Transient expression of the SOUL heme-binding protein expression vectors of homologs SEQ ID Nos 4, 7, 10, 13, 16, 19, and 22 is shown in FIG. 33.
Transient overexpression of all tested homologues resulted in a significant increase in nornicotine content.
Example 4-Nitab4.5-0013616 g0010.2 antisense results in a significant reduction in nornicotine levels
Nitab4.5_0013616g0010.2_ AS expression vector
The Nitab4.5_0013616g0010.2_ AS (antisense) construct was generated by two-step amplification and Gateway-compatible primer cloning using the Nitab4.5_0013616g0010.2 expression vector, the first set of gene-specific primers and the second set of Gateway-compatible primers AS templates. The amplification product was inserted into a Gateway ™ pDONR ™ cassette/Zeo vector (ThermoFisher Scientific). The sequence was then transferred to an expression vector.
The resulting plasmids were sequenced and transformed into Agrobacterium tumefaciens GV3101pMP90 by heat shock and transiently expressed in TN90 leaf discs.
Results
The nornicotine content of 5-week-old TN90 leaves expressing the indicated constructs silencing nitab4.5_0013616g0010.2 is shown in figure 32. Levels are expressed relative to controls and include three biological replicates analyzed by one-way ANOVA and Tukey's multiple comparisons post-test. Values are shown as mean ± SEM. Asterisks indicate statistical significance with P-value ≦ 0.001.
Conclusion
Nitab 4.5-0013616 g0010.2 is a positive regulator of nornicotine content in leaves.
Example 5 Stable T1 lines of the greenhouse overexpressing Nitab4.5-0013616 g0010.2
We also verified the function of nitab4.5 — 0013616g0010.2 with a stable transformation assay.
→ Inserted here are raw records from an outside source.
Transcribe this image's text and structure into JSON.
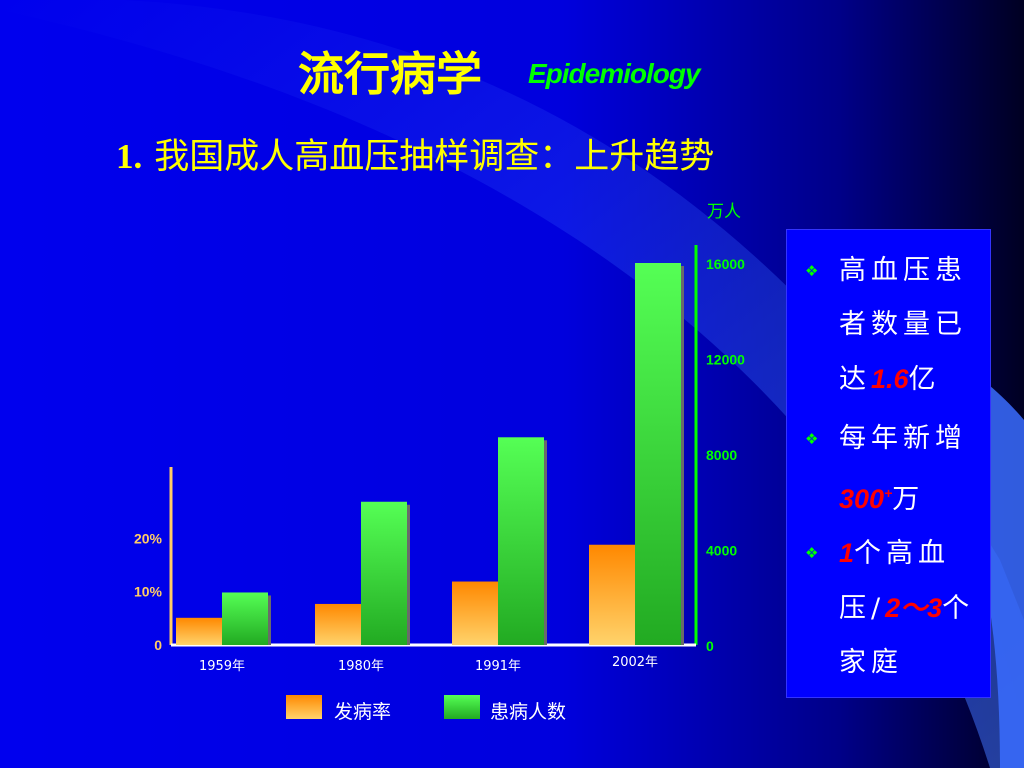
{
  "slide": {
    "title_cn": "流行病学",
    "title_en": "Epidemiology",
    "subtitle_num": "1.",
    "subtitle": "我国成人高血压抽样调查：上升趋势"
  },
  "chart_data": {
    "type": "bar",
    "categories": [
      "1959年",
      "1980年",
      "1991年",
      "2002年"
    ],
    "series": [
      {
        "name": "发病率",
        "axis": "left",
        "values": [
          5.1,
          7.7,
          11.9,
          18.8
        ],
        "color": "#ff9900"
      },
      {
        "name": "患病人数",
        "axis": "right",
        "values": [
          2200,
          6000,
          8700,
          16000
        ],
        "color": "#33dd33"
      }
    ],
    "left_axis": {
      "ticks": [
        "0",
        "10%",
        "20%"
      ],
      "tick_values": [
        0,
        10,
        20
      ],
      "range": [
        0,
        30
      ],
      "color": "#ffcc66"
    },
    "right_axis": {
      "unit": "万人",
      "ticks": [
        "0",
        "4000",
        "8000",
        "12000",
        "16000"
      ],
      "tick_values": [
        0,
        4000,
        8000,
        12000,
        16000
      ],
      "range": [
        0,
        16600
      ],
      "color": "#00ff00"
    },
    "legend": {
      "position": "bottom"
    },
    "grid": false
  },
  "side_panel": {
    "bullet_icon": "diamond-bullet-icon",
    "items": [
      {
        "pre": "高血压患者数量已达",
        "highlight": "1.6",
        "post": "亿"
      },
      {
        "pre": "每年新增",
        "highlight": "300",
        "sup": "+",
        "post": "万"
      },
      {
        "highlight_a": "1",
        "mid": "个高血压/",
        "highlight_b": "2～3",
        "post": "个家庭"
      }
    ]
  }
}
24 TN 90T 1 plants overexpressing Nitab4.5-0013616 g0010.2 were grown in the greenhouse. At the 12-leaf stage, nornicotine content was measured as described above.
Results
The nornicotine content of greenhouse grown 12-leaf stage TN90 plants overexpressing nitab4.5_001316g0010.2 is shown in fig. 34.
Example 6 field grown T1 plants overexpressing Nitab4.5-0013616 g0010.2Plant strain
24 TN 90T 1 plants overexpressing Nitab4.5-0013616 g0010.2 were grown in the greenhouse. At the 12-leaf stage, nornicotine content was measured as described above.
Results
The reduced nicotine content of field grown leaves of TN90 overexpressing nitab4.5_0013616g0010.2 is shown in fig. 35A. The amounts are expressed relative to the control. The results were analyzed by t-test. Values are shown as mean ± SEM. Asterisks indicate statistical significance with P-value ≦ 0.001.
The NNN content of leaves of TN90 leaves overexpressing nitab4.5_0013616g0010.2 grown in the field is shown in fig. 35B. The amounts are expressed relative to the control. The results were analyzed by t-test. Values are shown as mean ± SEM. Asterisks indicate statistical significance with P-value ≦ 0.01.
Conclusion
Overexpression of nitab4.5_0013616g0010.2 in T1 plants increased nornicotine and NNN levels.
Nitab 4.5-0013616 g0010.2 is a positive regulator of nornicotine content in leaves.